Now increase the length and time of your run by a couple of minutes every other time you hit the road or treadmill, until you can run for 30 minutes without stopping. Try to increase your run time by 10% each week, remember not to over do it and don’t forget to cool down at the end of each by slowing down gradually. When your run is complete stretch your legs for approximately 30 seconds per muscle, hamstring, hip flexor, calf, and thigh. It is also a good idea to stretch your upper back, shoulders, and arms as they can sometimes cramp or get tight from the constant running pose in the upper body.

 

Cycling:

Cycling is one of the best ways to get a good cardio-vascular workout. First of all, if you are riding on the roads safety is paramount, always use the appropriate safety equipment when road riding. You can stay fit by riding a bike to work, most people work within a five mile radius of there place of work, which is a perfect distance for a bike ride. Exercise bikes can be used in a variety of ways, general riding for specified length of time, this is like going for a bike ride with out the dangers of road riding and the weather. Warm up riding you can use an exercise bike for warming up the legs before a leg workout. Also exercise bike classes, these classes are taken by an instructor, who will put you through various levels of pace, quite like a circuit training exercise with a bike.

 

You may find it surprising to find that riding a bike five miles 3 times per week will improve your heart rate, your posture, skin and weight control. Some even say that riding and running are great ways of relieving stress. To see all the exercise bike options that Amazon has to offer, click here.

 

You can put together your own cardio raining routing in the gym, if you have a problem with this then the staff on hand will write one for you and show you how to achieve your goal. Try to make your cardio last between a half an hour to an hour to start. Add 10-15 minutes to that time to stretch! A good start point for cardio is always a light run or jog.

 

This is a sample cardio workout will work for a person of medium fitness, however adjust the times and pace according to your fitness levels. If you have any medical issues or are unsure, please talk to a doctor before starting any new workout routine.

 

  1. Run at a light pace for 20 minutes, start off at a walking pace and gradually move to a run, this helps you get warmed up and the blood pumping.
  1. Rowing machine- set the rowing machine for a countdown time of 15 minutes or keep a check on your watch or the clock. Start off with a slow rowing motion to get the pace up, maintain this steady pace throughout the full 13 minutes and use the 2 minutes to slow the pace down.
  1. Move immediately on to exercise bike take a stead paced ride for 12 minutes with a sprint finish for the remaining 3 minutes.
  1. After the exercise bike move directly on to the step climber for a period of 15 minutes climbing on a light level to get the legs going.
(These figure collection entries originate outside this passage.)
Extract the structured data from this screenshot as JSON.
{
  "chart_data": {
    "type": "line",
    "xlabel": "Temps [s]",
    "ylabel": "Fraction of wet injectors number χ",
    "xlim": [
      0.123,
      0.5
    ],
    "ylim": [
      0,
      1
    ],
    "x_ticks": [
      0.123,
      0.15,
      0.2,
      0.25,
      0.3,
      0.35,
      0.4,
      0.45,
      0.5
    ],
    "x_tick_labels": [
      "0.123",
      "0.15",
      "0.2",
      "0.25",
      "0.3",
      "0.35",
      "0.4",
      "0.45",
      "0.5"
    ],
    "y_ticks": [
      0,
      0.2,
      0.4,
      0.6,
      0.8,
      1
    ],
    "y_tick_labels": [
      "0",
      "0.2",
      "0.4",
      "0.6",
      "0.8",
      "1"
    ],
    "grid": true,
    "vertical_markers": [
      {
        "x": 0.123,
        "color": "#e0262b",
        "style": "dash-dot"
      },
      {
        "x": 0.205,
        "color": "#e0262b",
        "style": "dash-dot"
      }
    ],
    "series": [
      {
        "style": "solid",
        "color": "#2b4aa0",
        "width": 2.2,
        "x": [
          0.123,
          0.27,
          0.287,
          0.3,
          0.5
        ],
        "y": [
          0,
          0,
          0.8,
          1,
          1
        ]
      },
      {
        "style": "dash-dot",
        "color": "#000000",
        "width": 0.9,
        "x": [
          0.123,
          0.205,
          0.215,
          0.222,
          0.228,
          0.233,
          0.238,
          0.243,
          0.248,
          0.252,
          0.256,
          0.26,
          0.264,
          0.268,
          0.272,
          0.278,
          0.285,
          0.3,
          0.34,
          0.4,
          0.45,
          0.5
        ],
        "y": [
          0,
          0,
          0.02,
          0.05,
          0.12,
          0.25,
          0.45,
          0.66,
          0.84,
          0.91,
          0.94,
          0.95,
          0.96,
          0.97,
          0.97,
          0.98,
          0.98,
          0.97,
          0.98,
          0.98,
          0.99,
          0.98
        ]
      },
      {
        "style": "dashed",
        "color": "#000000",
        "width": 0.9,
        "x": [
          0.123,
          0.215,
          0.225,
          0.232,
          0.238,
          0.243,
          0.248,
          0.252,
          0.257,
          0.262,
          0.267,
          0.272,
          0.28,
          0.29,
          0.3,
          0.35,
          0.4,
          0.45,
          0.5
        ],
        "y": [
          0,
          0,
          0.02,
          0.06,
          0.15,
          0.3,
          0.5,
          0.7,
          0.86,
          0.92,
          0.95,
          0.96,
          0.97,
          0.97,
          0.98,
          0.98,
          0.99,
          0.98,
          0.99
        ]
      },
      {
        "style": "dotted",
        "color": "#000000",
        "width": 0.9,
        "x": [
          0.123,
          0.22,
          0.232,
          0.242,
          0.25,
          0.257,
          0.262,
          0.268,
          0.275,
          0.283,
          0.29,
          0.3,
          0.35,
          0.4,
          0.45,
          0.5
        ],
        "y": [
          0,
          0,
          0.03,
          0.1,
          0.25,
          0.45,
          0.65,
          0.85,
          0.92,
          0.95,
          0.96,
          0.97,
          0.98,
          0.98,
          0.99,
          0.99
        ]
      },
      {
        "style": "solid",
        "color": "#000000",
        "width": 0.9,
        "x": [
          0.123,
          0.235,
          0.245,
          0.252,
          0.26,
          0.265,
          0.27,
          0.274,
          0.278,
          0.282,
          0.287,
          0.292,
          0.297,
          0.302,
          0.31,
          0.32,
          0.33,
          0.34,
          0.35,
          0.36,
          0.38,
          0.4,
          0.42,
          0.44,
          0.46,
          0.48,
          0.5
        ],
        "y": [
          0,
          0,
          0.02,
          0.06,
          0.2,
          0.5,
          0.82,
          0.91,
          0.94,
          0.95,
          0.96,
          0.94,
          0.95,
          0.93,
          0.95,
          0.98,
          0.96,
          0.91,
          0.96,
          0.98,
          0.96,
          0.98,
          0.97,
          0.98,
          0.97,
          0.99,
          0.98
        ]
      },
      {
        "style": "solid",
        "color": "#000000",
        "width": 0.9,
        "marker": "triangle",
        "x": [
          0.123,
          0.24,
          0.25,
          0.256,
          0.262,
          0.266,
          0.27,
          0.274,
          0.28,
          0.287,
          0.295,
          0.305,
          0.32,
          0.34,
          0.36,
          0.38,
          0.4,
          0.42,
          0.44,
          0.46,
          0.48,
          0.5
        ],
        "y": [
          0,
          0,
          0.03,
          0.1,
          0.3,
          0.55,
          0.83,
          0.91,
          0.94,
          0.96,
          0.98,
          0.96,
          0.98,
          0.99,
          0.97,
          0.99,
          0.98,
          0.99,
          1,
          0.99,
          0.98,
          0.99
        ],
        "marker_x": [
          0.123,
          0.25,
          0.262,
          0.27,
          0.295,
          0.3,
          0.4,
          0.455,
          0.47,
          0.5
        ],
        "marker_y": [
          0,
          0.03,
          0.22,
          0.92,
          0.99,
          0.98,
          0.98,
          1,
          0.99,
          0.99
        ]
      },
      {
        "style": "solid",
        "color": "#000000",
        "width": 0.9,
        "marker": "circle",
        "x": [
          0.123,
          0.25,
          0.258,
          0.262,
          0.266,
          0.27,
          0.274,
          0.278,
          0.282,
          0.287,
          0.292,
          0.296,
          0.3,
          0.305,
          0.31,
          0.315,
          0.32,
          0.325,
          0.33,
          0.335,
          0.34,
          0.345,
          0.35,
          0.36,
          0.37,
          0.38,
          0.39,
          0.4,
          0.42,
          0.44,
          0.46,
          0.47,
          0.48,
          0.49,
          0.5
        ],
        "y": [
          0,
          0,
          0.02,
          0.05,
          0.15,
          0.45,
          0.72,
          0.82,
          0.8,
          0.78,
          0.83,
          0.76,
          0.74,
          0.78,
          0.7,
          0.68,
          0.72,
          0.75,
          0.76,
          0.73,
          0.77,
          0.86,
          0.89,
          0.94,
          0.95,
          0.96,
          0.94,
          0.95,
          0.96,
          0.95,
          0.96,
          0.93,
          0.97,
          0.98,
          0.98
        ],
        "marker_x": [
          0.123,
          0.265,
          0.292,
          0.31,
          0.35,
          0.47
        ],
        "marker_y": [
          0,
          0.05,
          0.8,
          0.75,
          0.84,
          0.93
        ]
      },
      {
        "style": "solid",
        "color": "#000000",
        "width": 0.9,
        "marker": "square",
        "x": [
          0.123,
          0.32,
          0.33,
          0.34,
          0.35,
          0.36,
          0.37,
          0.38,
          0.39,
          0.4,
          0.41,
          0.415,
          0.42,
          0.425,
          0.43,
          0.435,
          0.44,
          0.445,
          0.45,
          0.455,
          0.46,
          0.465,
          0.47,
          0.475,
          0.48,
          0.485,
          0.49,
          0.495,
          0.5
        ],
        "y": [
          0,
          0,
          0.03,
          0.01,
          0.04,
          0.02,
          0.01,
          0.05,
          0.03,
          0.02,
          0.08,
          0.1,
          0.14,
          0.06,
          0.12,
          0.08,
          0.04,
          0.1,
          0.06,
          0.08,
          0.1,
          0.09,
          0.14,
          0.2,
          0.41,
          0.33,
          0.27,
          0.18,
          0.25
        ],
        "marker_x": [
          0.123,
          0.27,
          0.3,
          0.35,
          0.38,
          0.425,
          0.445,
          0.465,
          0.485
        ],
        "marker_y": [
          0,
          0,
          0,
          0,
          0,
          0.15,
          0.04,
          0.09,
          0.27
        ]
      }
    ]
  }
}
Try to move at a swift pace for the full 15 minutes as this is the last of the leg work you will be doing.
  1. When you have completed the step climber, move onto the abs bench for some crunches. 4 sets of crunches to failure is your target for this exercise. Try twisting your body and touching your left knee with your right elbow and then do the same for the other side.
  1. The last exercise in this quick cardio workout is the leg raise apparatus. Bring your knees up to your chest for 3-4 sets for as many reps as possible (failure)

After the completion of this cardio workout, remember to do a full cool down by stretching the muscles. The full workout should take you around 1 hour 20 minutes.